Os juízes integrantes da Comissão — Maria Domitila Prado Manssur, Paulo Roberto Fadigas Cesar e Antonio Maria Patiño Zorz — também se manifestaram, destacando a participação de cônsules e embaixadores na reunião, a necessidade de atenção às questões migratórias que afetam especialmente mulheres e crianças e o aprimoramento do fluxo de informações voltado ao combate ao tráfico de pessoas.
Debates
Após os pronunciamentos iniciais, os trabalhos foram secretariados pelo juiz Paulo Roberto Fadigas Cesar. Os participantes apresentaram as principais demandas das pessoas por eles atendidas e identificaram os pontos de convergência entre esses casos. Em seguida, apontaram os sinais de vulnerabilidade mais recorrentes e as dificuldades iniciais enfrentadas, como barreiras linguísticas, ausência de documentação e de comprovação de identidade, dificuldade de contato com familiares, além de acesso a abrigos, transporte e atendimento psicossocial.
Será compartilhada uma lista de contatos das instituições participantes e, também, foi proposta, pelo juiz Paulo Fadigas, a elaboração de cartilhas com informações das funções de embaixadas, consulados e outros órgãos para auxílio de eventuais vítimas.

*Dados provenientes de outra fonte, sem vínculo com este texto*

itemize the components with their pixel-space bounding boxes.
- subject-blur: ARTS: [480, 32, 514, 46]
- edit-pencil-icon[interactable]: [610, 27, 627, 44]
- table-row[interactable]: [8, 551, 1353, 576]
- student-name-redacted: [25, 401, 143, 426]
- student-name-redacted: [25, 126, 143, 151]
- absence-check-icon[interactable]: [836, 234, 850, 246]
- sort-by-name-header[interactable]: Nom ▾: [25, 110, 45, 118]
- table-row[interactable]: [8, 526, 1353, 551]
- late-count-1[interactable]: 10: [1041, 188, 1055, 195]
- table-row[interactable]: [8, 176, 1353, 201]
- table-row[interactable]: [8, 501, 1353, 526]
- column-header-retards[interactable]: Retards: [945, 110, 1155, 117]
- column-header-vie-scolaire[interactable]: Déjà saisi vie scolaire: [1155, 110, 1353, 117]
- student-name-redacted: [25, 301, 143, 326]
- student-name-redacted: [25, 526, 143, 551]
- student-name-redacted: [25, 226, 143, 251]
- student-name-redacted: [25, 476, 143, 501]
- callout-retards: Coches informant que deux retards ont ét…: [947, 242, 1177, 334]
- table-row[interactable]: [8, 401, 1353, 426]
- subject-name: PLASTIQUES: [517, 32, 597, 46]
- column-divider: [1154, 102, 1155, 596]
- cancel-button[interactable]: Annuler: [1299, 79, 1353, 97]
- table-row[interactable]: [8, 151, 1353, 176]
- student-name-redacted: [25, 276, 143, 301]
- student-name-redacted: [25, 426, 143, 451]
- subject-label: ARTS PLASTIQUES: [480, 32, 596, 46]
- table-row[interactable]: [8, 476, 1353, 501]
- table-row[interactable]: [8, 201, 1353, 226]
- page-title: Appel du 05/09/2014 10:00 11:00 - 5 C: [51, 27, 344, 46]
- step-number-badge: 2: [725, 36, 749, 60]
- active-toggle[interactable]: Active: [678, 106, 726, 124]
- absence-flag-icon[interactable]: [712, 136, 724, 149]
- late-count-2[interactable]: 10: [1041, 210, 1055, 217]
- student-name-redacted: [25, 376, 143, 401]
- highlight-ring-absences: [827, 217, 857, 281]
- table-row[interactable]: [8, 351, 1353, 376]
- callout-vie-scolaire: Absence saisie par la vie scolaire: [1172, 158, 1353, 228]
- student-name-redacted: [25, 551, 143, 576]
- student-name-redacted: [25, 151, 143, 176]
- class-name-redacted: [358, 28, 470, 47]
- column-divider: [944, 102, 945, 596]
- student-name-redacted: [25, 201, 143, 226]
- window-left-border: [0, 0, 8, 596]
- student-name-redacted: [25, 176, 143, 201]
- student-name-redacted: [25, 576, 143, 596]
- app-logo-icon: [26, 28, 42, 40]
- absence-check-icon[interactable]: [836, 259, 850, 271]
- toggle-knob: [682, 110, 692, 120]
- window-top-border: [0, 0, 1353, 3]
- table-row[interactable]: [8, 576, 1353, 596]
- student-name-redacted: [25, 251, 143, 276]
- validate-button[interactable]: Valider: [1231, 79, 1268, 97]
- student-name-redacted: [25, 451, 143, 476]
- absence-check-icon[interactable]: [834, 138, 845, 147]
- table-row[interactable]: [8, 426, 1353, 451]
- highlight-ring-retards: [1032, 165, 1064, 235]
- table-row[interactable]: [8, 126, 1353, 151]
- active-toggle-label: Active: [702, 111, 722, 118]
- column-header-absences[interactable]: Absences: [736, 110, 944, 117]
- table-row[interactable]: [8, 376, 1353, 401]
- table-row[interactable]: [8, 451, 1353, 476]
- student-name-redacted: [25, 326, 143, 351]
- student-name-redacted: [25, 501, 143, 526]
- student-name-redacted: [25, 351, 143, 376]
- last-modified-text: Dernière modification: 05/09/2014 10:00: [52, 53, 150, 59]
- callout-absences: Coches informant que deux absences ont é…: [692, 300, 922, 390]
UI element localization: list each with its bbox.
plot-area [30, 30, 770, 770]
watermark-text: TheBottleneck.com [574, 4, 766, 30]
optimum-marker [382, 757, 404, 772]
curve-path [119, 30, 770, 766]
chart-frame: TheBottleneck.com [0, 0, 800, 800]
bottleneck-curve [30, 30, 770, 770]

Foi sugerida, ainda, a elaboração de cursos de capacitação para pessoas que atuam na linha de frente, a fim de qualificá-los com ferramentas que favoreçam o atendimento humanizado.
Participantes
Também participaram da reunião o cônsul da República Federal da Alemanha, Albrecht Volkwein; a cônsul do México, Alejandra Gutiérrez Loera; o cônsul da Colômbia, Carlos Arturo García Bonilla; o cônsul da Hungria em São Paulo, Horváth Benigna Dorka; o embaixador do Consulado-Geral da República do Panamá em Santos, José de Jesus Martínez G.; a cônsul da República da Lituânia em São Paulo, Margarita Antanaité; o cônsul do Reino dos Países Baixos, Peter de Bruijn; o vice-cônsul da Suécia, Peter Johansson; a cônsul-geral adjunta do Uruguai, Soledad Britos; a cônsul substituta de Angola, Amélia Fernandes, representando o cônsul-geral; a advogada Marly Fernandes, representando o cônsul-geral do Peru; a desembargadora do Comitê de Combate ao Trabalho Escravo, ao Tráfico de Pessoas e de Proteção do Trabalho do Migrante do Tribunal Regional do Trabalho da 15ª Região, Adriene Sidnei de Moura David; a procuradora Regional da República da 3ª Região, Stella Fátima Scampini; a defensora pública federal Ana Claudia de Carvalho Tirelli; a 1º Tenente PM da Assessoria Policial Militar do Tribunal de Justiça do Estado de São Paulo, Carolina Ribeiro Borges; o delegado da Polícia Federal, Érico Marques de Mello; o inspetor chefe do Escritório de Direitos Humanos da Polícia Rodoviária Federal em São Paulo, José Marcelo Alves Gondim; a integrante do Núcleo de Pessoas Migrantes e Refugiadas da Comissão de Direitos Humanos da OAB SP, Carla Hermínia Mustafá Barbosa Ferreira; a integrante da Associação Brasileira de Defesa da Mulher, da Infância e da Juventude, Dalila Eugênia Maranhão Dias Figueiredo; o integrante da Secretaria da Justiça e Cidadania do estado de São Paulo, Giuliano Campos de Farias; o coordenador do Centro de Apoio e Pastoral do Migrante, padre Roque Renato Patussi; a integrante do Centro de Referência para Refugiados da Cáritas Arquidiocesana de São Paulo, Karla Larissa Rodrigues Schoemberger; a integrante do Centro de Referência e Atendimento para Imigrantes, Isabela Rezende; o integrante do Alto Comissariado das Nações Unidas para Refugiados, William Torres Laureano da Rosa; e as integrantes do projeto “Mulheres Migrantes” do Instituto Terra, Trabalho e Cidadania, Beatriz Sant’ana Andrade dos Santos e Betina Ruvieri Cavariani.